- I wish I still had this t-shirt.
At the Observer, the very game Leon Neyfakh tries his hand at inventing a neologism for the persistent feeling that you’re not reading enough good stuff on the internet. “Call it Reader’s Despair Syndrome“. Ok? Could be worse, certainly. And yes, of course, there’s so much out there, it’s like being in a newstand all the time, browsing the London Review of Books and the Virginia Quarterly Review and finding all these long article that seem enriching and fascinating and worth responding to if you just had time to actually read longer stuff on the internet between doing work and reading lots of other long fascinating things on the internet and reading the funny posts on the places that often link to the interesting longer things, so you just leave them open, optimistically, in tabs (god, how did we live before tabbed browsing?), until it’s the end of the day and you close the tabs and feel bad.
In Simulacra and Simulation, Baudrillard used Borges’s “On Exactitude in Science” as a metaphor for a world duplicated and rendered meaningless by media technology; a more optimistic way of using the Borges parable is that, if the map of the world is exactly as big as the world itself—if all information is a click away—we’re no more capable of processing it all, but we’re at least better equipped to understand what we’re missing.
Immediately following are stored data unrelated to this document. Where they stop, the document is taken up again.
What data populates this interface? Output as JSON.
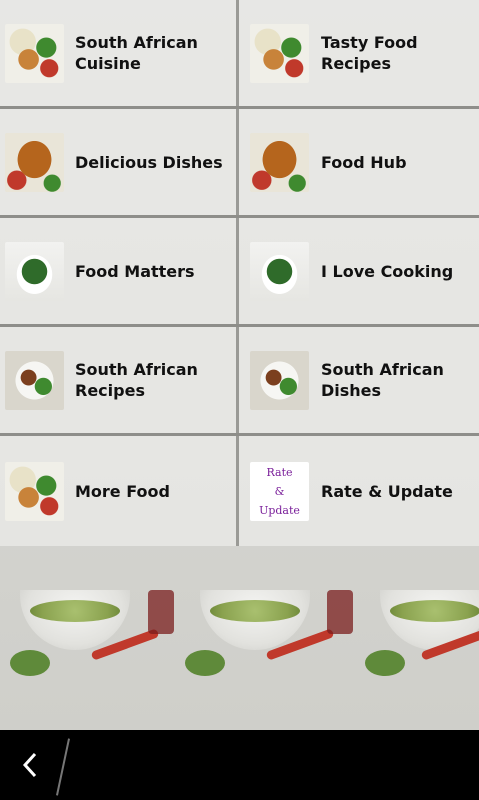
{
  "menu": {
    "items": [
      {
        "label": "South African\nCuisine",
        "thumb": "falafel-plate-image"
      },
      {
        "label": "Tasty Food\nRecipes",
        "thumb": "falafel-plate-image"
      },
      {
        "label": "Delicious Dishes",
        "thumb": "curry-dish-image"
      },
      {
        "label": "Food Hub",
        "thumb": "curry-dish-image"
      },
      {
        "label": "Food Matters",
        "thumb": "salad-bowl-image"
      },
      {
        "label": "I Love Cooking",
        "thumb": "salad-bowl-image"
      },
      {
        "label": "South African\nRecipes",
        "thumb": "meat-salad-image"
      },
      {
        "label": "South African\nDishes",
        "thumb": "meat-salad-image"
      },
      {
        "label": "More Food",
        "thumb": "falafel-plate-image"
      },
      {
        "label": "Rate & Update",
        "thumb": "rate-update-image"
      }
    ],
    "rate_thumb_text": [
      "Rate",
      "&",
      "Update"
    ]
  },
  "navbar": {
    "back_icon": "chevron-left-icon"
  },
  "colors": {
    "cell_bg": "#ebebe8",
    "divider": "#8e8e8a",
    "navbar": "#000000",
    "rate_text": "#7a1f9a"
  }
}
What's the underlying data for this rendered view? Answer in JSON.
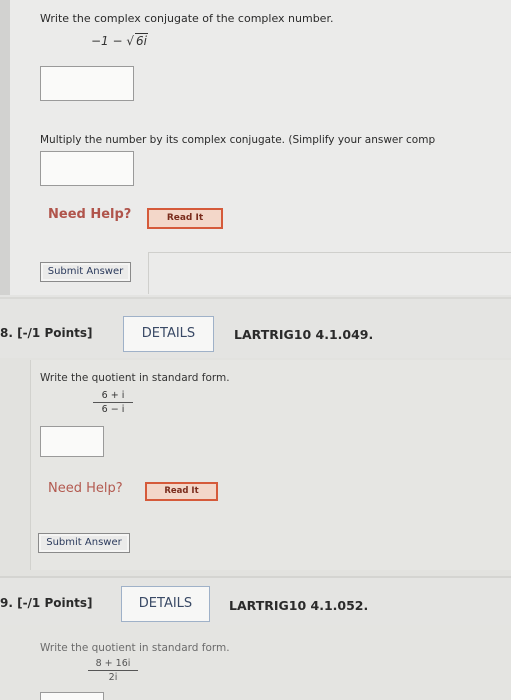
{
  "q7": {
    "prompt": "Write the complex conjugate of the complex number.",
    "expr_prefix": "−1 − ",
    "expr_radicand": "6i",
    "multiply_prompt": "Multiply the number by its complex conjugate. (Simplify your answer comp",
    "need_help": "Need Help?",
    "read_it": "Read It",
    "submit": "Submit Answer"
  },
  "q8": {
    "label": "8. [-/1 Points]",
    "details": "DETAILS",
    "code": "LARTRIG10 4.1.049.",
    "prompt": "Write the quotient in standard form.",
    "numerator": "6 + i",
    "denominator": "6 − i",
    "need_help": "Need Help?",
    "read_it": "Read It",
    "submit": "Submit Answer"
  },
  "q9": {
    "label": "9. [-/1 Points]",
    "details": "DETAILS",
    "code": "LARTRIG10 4.1.052.",
    "prompt": "Write the quotient in standard form.",
    "numerator": "8 + 16i",
    "denominator": "2i"
  },
  "colors": {
    "need_help": "#b0544b",
    "read_it_border": "#d55a3a",
    "details_border": "#9fb1c8"
  }
}
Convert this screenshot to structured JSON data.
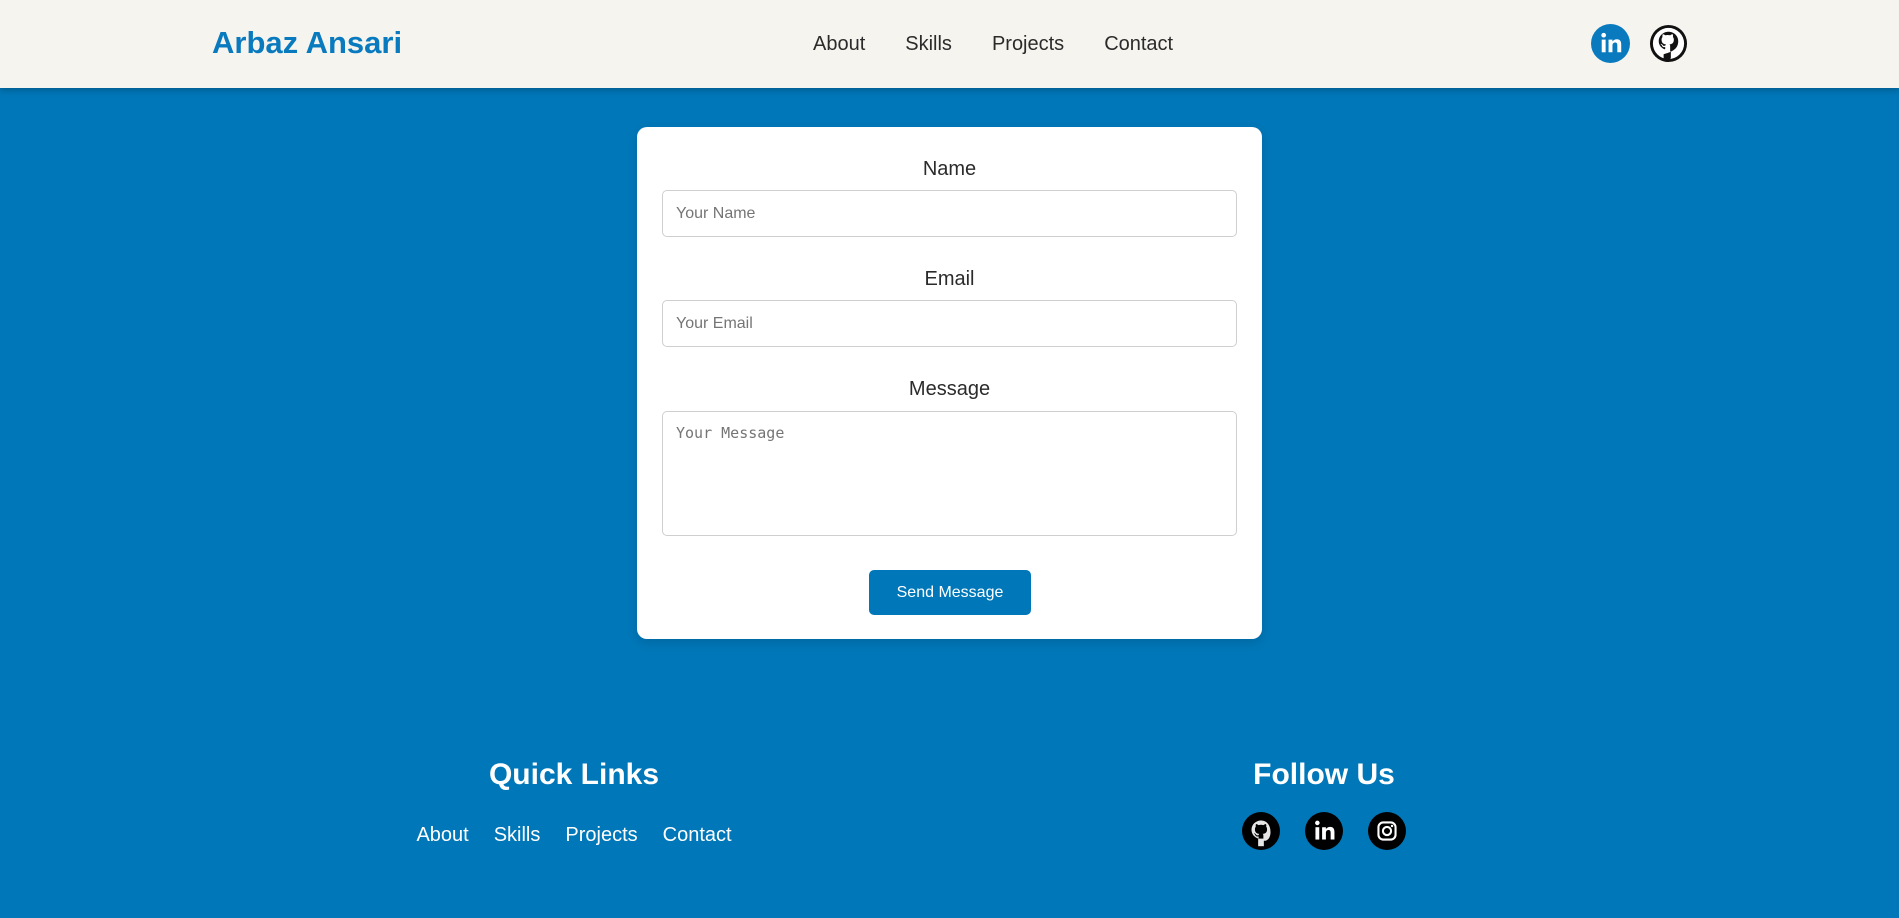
{
  "header": {
    "brand": "Arbaz Ansari",
    "nav": [
      "About",
      "Skills",
      "Projects",
      "Contact"
    ],
    "social_icons": [
      "linkedin-icon",
      "github-icon"
    ]
  },
  "form": {
    "name_label": "Name",
    "name_placeholder": "Your Name",
    "email_label": "Email",
    "email_placeholder": "Your Email",
    "message_label": "Message",
    "message_placeholder": "Your Message",
    "submit_label": "Send Message"
  },
  "footer": {
    "quick_links_title": "Quick Links",
    "quick_links": [
      "About",
      "Skills",
      "Projects",
      "Contact"
    ],
    "follow_title": "Follow Us",
    "follow_icons": [
      "github-icon",
      "linkedin-icon",
      "instagram-icon"
    ]
  },
  "colors": {
    "background": "#0077b8",
    "header_bg": "#f6f4ef",
    "brand": "#0a7abf",
    "button": "#0077b8"
  }
}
Which is frustrating in the all the ways Neyfakh’s interviewees articulate, but also humbling in a productive and even enlarging way.
Towards the end of the article, Neyfakh describes an iPhone app which lets you send longer articles to your phone and read them on, say, the subway, or anywhere else where you have leisure time and can focus on turning the pages instead of clicking between open tabs. That’s great! It really helps you focus, sitting down to read a finite physical object. I wonder why we didn’t think of this sooner.